Adam öldürdüğü suçlamasıyla gözaltına alınmış bir insan düşünün. Baro'nun görevlendirdiği ve şansına deneyimsiz bir avukat görüşmeye geliyor. Suçlanan kişi "kesinlikle ben öldürmedim" diyor. Savcılık ve ardından Sulh Ceza Yargıcı önünde de aynı savunma sonucu, eldeki “kan izi bulguları” göz önüne alınarak kişi tutuklanır.

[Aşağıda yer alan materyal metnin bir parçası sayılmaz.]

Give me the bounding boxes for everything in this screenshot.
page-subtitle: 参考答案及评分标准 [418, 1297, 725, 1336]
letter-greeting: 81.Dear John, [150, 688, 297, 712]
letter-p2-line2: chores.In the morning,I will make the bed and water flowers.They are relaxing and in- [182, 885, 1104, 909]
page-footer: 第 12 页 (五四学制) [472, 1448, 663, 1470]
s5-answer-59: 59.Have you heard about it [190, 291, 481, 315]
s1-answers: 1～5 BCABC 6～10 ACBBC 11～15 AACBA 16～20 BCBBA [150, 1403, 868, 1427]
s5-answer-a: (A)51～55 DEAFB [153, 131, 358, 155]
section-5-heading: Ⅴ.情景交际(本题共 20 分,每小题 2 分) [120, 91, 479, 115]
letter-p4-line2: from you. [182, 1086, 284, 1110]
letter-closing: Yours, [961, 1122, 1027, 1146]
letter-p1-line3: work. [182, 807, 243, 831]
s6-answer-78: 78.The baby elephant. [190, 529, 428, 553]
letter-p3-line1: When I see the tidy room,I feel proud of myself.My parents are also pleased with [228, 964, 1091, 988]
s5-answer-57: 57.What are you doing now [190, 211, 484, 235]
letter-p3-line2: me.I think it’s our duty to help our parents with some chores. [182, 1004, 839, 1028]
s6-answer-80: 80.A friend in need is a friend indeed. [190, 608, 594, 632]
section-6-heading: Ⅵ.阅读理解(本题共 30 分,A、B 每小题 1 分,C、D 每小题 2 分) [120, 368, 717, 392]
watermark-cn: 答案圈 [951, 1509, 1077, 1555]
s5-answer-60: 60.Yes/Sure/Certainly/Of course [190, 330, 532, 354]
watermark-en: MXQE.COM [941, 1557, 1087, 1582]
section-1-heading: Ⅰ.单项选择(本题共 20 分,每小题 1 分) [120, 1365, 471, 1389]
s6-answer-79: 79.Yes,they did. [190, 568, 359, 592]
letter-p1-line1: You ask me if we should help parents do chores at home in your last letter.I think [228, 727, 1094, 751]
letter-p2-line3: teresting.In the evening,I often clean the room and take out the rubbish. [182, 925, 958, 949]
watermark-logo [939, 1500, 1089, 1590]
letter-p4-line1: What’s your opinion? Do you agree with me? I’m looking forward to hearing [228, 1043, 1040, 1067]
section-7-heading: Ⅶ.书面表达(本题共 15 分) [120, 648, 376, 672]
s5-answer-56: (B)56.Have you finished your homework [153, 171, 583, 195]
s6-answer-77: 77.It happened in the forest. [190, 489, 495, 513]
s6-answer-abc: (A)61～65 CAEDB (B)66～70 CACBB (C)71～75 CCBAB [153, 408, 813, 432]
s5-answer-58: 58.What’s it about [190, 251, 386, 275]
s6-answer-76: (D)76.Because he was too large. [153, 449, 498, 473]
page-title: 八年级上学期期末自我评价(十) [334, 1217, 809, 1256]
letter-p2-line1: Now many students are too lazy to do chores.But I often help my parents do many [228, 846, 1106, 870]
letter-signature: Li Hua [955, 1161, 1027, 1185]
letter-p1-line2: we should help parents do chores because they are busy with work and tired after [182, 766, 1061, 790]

Bu kez tutuklunun yakınları deneyimli bir avukat ararken sizi bulurlar. Cezaevinde baş başa ve kimsenin dinlemediği güvenli ortamda konuştuğunuzda ve dosyayı incelediğinizde okuduğunuz tanık anlatımından anlarsınız ki olayda yasal savunmanın tüm koşulları vardır. Yargıç o kanıtları görmüş ama “sanığın inkarından kuşkuya düşerek bunda bir iş var” diye tutuklamıştır.
 
Duruşma sorgusunda olayı tüm çıplaklığıyla anlatıp, “avukatıyla konuşmadan önce korktuğu için gerçeği gizlediğini” söyleyince Ağır Cezanın Başkan ve üyeleri oy birliğiyle Cezalandırılmasına Yer Olmadığına ve tahliyesine karar verirler.
TBB Başkanı ve tüm avukatlar tutuklu veya gözaltındakilerle bu nedenle serbest görüşmek istiyorlar. Amacımız temel hukuk kuralı olan maddî gerçeği ortaya çıkartmak. Bu yolla belki en ilgisiz bir tutuklunun açıklamaları bütün 15 Temmuz pisliğinin şifrelerini çözmemize yarayacaktır.